This week I continued to push forward with both my research and my exhibit creation. The latter was a bit frustrating but for the former, I was able to obtain a copy of the book of Fred Landon writings. As I mentioned last week, Fred Landon is considered to be a pioneer in the study of Black History in Canada. He had a wide-ranging career as a journalist, librarian and archivist, but it may have been his early work as a sailor on the Great Lakes lake ships that gave him an interest in working class people, and the Black community. He obtained a Master’s degree in history at the age of thirty-nine, and was president or chairman of several local, provincial and national historical societies through his life. He became the first vice-President of the University of Western Ontario in 1946, at age sixty-six, and a year later the first Dean of Graduate Studies. Upon retirement he was given honorary doctorates of letters from Western, and of laws, from McMaster University. Through the book of his writings, entitled Ontario’s African-Canadian Heritage: Collected Writings by Fred Landon, 1918-1967, I hope to get a better understanding of the evolution of Black history in Canada through the early and middle part of the twentieth century.
I also made progress, as planned, on my exhibit. I found a very interesting photograph of the first volunteer military corps in British Columbia, called the Victoria Pioneer Rifle Corps. Interestingly, this first corps, which existed from 1861-1865, was made up of Black volunteers. It was commonly known as the African Rifles. Being in the public domain, I was able to go ahead and post it to my exhibit. However, it took quite awhile, numerous tries and several emails to the Omeka help desk, before I realized that I needed a document viewing plug-in module to enable the picture to show up in the exhibition space. I also added some background text and filled in some of the background data, but the picture still doesn’t appear on the main page. It seems to me that it should be the first thing you see. As it is now you must click on the ‘more’ button and then scroll all the way to the bottom to see the picture.
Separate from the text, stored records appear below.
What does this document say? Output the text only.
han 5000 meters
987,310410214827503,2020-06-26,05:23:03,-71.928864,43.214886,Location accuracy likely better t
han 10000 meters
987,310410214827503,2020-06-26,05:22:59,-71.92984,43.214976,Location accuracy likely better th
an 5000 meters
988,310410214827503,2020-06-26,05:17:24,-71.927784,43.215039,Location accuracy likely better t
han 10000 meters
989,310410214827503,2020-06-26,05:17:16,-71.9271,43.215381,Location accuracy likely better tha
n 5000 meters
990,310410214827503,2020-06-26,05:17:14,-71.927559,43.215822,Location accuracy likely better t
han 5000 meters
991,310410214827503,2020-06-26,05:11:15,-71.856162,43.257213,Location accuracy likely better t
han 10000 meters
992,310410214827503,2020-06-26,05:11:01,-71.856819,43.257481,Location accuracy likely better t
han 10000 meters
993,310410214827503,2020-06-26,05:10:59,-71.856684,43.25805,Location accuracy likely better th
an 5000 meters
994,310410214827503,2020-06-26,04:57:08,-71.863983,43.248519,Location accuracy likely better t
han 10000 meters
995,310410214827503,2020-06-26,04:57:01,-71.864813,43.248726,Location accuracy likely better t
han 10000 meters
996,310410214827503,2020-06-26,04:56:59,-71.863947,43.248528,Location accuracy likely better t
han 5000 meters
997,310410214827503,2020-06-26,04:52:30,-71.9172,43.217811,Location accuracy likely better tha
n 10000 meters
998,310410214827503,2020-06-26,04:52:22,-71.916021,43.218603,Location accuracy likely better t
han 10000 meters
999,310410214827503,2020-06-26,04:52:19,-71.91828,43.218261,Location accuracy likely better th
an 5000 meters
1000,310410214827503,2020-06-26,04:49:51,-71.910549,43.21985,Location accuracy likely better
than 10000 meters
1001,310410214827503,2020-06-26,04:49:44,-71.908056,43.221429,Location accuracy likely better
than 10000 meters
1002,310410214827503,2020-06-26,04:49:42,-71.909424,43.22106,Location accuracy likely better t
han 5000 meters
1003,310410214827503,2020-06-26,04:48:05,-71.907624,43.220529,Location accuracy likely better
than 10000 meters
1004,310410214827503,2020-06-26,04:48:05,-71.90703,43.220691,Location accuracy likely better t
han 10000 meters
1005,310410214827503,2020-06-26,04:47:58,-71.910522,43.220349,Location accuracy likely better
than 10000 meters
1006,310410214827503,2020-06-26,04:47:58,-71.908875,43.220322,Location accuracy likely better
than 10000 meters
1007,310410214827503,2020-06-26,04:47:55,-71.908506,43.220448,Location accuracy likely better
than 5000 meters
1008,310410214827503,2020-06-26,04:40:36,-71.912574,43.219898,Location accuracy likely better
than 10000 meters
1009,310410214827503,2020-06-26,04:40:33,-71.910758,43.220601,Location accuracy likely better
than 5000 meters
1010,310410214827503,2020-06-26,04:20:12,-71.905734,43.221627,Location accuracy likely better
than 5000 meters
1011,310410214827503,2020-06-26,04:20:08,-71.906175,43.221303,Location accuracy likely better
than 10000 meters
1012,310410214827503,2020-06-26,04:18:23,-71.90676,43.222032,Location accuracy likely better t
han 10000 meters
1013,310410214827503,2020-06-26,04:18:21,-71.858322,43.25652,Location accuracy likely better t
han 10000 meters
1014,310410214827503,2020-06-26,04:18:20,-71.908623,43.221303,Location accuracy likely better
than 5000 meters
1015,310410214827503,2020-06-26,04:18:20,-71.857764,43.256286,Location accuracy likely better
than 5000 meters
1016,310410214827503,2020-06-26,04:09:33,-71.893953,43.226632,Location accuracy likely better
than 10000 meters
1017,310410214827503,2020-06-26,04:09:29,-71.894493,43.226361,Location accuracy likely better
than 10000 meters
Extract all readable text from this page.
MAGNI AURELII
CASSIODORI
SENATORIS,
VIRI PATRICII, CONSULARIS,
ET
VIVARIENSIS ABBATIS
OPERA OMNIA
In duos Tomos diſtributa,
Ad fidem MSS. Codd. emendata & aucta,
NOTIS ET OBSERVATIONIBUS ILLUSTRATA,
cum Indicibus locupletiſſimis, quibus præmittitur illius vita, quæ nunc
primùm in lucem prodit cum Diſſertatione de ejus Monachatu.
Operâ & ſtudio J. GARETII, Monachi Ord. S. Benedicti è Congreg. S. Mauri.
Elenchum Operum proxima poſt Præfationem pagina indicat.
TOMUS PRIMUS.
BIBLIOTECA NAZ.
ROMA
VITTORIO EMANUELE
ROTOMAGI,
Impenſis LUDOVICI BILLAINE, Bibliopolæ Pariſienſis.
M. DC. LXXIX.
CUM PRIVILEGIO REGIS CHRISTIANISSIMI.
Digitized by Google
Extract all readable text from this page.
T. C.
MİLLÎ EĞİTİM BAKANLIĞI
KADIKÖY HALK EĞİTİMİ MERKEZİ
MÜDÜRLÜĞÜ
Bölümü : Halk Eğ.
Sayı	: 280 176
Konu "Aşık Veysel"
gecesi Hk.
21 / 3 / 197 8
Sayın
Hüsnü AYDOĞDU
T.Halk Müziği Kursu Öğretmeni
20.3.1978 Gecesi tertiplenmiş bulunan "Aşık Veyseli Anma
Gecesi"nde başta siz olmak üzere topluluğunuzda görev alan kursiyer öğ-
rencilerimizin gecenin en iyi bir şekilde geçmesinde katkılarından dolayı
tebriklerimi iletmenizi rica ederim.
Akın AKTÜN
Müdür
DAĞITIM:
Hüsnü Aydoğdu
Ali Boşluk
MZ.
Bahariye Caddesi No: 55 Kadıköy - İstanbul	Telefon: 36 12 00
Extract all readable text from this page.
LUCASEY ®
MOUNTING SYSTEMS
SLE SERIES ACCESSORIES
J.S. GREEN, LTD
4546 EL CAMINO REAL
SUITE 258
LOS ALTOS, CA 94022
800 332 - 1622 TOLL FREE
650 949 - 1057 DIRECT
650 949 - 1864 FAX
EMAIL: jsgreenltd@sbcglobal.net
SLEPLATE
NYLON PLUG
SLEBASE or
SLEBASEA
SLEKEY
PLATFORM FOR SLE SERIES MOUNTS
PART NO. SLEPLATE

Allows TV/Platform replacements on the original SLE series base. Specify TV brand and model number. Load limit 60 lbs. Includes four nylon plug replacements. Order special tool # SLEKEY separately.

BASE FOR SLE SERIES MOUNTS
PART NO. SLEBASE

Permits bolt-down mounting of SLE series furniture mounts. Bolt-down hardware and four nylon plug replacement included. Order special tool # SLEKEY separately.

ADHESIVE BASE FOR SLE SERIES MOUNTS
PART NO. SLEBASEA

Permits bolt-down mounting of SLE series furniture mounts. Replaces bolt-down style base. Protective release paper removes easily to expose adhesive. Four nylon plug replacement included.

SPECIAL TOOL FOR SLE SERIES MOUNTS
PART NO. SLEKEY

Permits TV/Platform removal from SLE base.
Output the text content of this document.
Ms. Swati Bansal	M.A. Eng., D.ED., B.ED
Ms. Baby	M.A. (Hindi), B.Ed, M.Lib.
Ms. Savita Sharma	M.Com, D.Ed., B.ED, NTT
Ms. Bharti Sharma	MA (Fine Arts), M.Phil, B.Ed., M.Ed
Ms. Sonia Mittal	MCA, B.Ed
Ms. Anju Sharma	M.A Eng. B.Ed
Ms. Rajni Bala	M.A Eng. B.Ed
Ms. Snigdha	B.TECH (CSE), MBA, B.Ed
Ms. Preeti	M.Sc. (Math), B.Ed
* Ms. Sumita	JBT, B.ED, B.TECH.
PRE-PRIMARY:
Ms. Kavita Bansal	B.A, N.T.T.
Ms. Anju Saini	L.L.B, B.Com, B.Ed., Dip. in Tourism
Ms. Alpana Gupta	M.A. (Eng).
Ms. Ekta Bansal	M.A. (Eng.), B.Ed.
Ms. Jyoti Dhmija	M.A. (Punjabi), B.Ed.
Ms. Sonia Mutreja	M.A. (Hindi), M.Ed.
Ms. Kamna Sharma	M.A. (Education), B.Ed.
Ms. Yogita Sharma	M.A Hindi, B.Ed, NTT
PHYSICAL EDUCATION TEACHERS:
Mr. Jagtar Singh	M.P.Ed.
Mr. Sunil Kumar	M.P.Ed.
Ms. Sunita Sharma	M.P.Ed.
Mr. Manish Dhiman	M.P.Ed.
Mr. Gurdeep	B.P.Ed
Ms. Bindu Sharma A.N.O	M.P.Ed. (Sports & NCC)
So that will be a job for this week. I will figure out how to make my picture appear on the main page. I will also start to review the Fred Landon book. From my early reading of this book, it seems that there was another historian working closely with Landon on the same subject of Ontario Black history: namely, Justice William Renwick Riddell. I will spend some time this week looking for good source material by him. This Justice Riddell ‘find’ is noteworthy for two reasons: 1) there are not very many historians of Black history during this middle period, and 2) the Canadian legal perspective concerning Black Canadians was supportive of Blacks in the mid-nineteenth century and led to some precedent-setting court cases. I will be interested to see if the Canadian courts continued to be supportive of the Black community on into the twentieth century.